An analytical approach to the problems of phage recombination and reproduction: II. High negative interference

Abstract Experimental data on high negative interference (Chase and Doermann, 1958) are analyzed. On the basis of a model, the switch hypothesis, presented by Chase and Doermann (1958) , and some simplifying assumptions, a mathematical theory is developed which makes it possible to take high negative interference into account when analyzing crosses and related phenomena involving more than two closely linked genetic markers. Two parameters are involved in the theory: (1) the average length R of an area with high crossover frequency (switch area) and (2) the reciprocal value s of the mean number of crossovers per map unit in such areas. Their respective values in T4 are approximately R = 4 MU and s = 6 MU (MU = map unit).
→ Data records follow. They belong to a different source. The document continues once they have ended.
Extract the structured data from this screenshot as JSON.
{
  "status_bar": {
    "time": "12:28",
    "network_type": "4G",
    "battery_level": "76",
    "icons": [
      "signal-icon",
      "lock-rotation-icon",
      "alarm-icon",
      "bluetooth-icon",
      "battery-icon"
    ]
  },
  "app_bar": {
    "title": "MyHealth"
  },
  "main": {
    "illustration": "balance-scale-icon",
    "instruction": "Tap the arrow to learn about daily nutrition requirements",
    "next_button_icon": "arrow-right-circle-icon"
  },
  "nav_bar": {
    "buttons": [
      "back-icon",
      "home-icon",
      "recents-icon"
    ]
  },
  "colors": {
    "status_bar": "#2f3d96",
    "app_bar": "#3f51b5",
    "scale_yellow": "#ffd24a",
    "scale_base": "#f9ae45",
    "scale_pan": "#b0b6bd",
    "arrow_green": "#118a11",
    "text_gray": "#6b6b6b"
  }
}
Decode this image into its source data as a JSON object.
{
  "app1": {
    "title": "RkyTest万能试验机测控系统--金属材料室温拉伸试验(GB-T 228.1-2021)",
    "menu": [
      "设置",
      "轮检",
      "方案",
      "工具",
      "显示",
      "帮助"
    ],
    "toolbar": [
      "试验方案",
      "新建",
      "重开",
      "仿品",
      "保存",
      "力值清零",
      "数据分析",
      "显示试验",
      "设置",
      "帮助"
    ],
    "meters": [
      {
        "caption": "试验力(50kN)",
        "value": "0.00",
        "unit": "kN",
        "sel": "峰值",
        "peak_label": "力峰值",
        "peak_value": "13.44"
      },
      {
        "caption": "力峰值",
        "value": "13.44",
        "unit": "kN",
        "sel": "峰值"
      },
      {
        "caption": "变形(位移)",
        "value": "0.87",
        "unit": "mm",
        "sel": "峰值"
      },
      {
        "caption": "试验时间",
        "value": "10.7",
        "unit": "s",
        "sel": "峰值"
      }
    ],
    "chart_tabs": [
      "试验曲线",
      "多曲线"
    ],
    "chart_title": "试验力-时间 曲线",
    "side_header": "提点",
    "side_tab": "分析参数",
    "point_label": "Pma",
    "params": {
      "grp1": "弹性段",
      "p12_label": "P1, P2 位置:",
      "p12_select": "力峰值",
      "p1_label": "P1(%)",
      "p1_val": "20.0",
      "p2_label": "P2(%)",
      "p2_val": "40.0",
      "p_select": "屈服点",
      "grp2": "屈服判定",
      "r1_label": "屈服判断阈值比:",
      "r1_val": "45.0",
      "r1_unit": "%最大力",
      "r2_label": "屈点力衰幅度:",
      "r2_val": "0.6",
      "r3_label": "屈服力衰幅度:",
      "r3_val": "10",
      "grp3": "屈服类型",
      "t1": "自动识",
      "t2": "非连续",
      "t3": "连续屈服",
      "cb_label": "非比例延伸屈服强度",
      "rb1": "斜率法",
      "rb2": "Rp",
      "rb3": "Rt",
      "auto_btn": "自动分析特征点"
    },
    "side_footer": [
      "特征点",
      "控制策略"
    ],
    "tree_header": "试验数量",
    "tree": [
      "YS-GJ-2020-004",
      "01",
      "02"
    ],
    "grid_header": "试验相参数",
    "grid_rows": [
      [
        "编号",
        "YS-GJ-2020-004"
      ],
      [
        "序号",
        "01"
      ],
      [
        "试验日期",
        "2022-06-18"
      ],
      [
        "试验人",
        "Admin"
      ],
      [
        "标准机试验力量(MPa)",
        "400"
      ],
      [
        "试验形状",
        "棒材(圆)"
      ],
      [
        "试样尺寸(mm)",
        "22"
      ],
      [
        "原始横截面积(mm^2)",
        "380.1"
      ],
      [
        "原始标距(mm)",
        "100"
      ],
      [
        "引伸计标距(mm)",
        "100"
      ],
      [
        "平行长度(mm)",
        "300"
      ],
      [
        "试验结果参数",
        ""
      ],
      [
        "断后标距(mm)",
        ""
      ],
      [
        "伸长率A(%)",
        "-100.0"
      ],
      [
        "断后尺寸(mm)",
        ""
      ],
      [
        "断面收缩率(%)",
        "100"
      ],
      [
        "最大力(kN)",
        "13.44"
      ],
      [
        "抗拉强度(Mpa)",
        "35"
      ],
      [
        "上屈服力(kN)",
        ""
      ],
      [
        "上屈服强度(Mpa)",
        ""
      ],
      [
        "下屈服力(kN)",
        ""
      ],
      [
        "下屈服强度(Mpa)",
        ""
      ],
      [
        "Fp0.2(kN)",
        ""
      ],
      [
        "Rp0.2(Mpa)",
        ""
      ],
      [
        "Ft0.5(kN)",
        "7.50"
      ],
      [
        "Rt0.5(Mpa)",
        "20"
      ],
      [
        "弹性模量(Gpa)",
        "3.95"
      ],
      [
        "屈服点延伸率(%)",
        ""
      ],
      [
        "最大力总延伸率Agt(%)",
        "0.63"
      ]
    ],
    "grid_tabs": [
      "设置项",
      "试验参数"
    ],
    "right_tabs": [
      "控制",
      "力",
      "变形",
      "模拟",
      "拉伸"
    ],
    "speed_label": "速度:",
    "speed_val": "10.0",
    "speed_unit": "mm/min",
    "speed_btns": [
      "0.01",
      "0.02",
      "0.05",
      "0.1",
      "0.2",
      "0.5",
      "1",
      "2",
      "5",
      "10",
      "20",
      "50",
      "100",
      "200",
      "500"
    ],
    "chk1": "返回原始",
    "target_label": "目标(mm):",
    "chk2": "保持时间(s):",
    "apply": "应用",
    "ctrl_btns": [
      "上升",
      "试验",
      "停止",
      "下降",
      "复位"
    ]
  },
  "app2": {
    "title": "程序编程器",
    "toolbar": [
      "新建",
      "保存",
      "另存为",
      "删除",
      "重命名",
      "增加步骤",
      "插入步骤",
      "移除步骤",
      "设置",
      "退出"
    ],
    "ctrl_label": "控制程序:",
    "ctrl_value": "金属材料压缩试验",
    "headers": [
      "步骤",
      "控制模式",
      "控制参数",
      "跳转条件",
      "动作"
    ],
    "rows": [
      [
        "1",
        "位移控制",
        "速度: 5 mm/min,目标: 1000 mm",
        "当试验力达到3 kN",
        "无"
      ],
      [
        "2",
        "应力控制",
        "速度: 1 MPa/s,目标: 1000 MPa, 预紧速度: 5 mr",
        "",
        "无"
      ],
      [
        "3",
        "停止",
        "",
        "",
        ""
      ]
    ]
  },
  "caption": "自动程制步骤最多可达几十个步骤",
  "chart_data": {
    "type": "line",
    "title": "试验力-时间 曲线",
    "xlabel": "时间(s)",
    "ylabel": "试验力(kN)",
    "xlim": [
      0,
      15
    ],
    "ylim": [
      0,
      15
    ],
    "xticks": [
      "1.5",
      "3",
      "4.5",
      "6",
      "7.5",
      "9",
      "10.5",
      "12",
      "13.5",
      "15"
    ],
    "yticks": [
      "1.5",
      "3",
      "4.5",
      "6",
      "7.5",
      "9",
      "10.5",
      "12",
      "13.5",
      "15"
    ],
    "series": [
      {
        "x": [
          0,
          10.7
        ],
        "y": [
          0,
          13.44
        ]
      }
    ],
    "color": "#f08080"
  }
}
In the discussion of the theoretical aspects of high negative interference, it is shown that partial-replica models of a fairly general type can, at least qualitatively, account for the high negative interference phenomena described by Chase and Doermann (1958) . Moreover, it is shown that the partial-replica models predict various phenomena, such as: (1) induction of a switch area by infection with partial heterozygotes; (2) clonality of recombinants of a different type and with different characteristics than the one resulting from duplication of a recombined genome; (3) clonality of heterozygotes; (4) triparental high negative interference. The first phenomenon has been detected by Edgar (1957) . Clonality of recombinants of the type predicted is strongly suggested by the data published by Hershey and Rotman (1949) and by Epstein (1958) . The situation concerning the triparental high negative interference and the clonality of heterozygotes is not yet decided. In the Appendix, a mathematical treatment of the switch hypothesis is presented.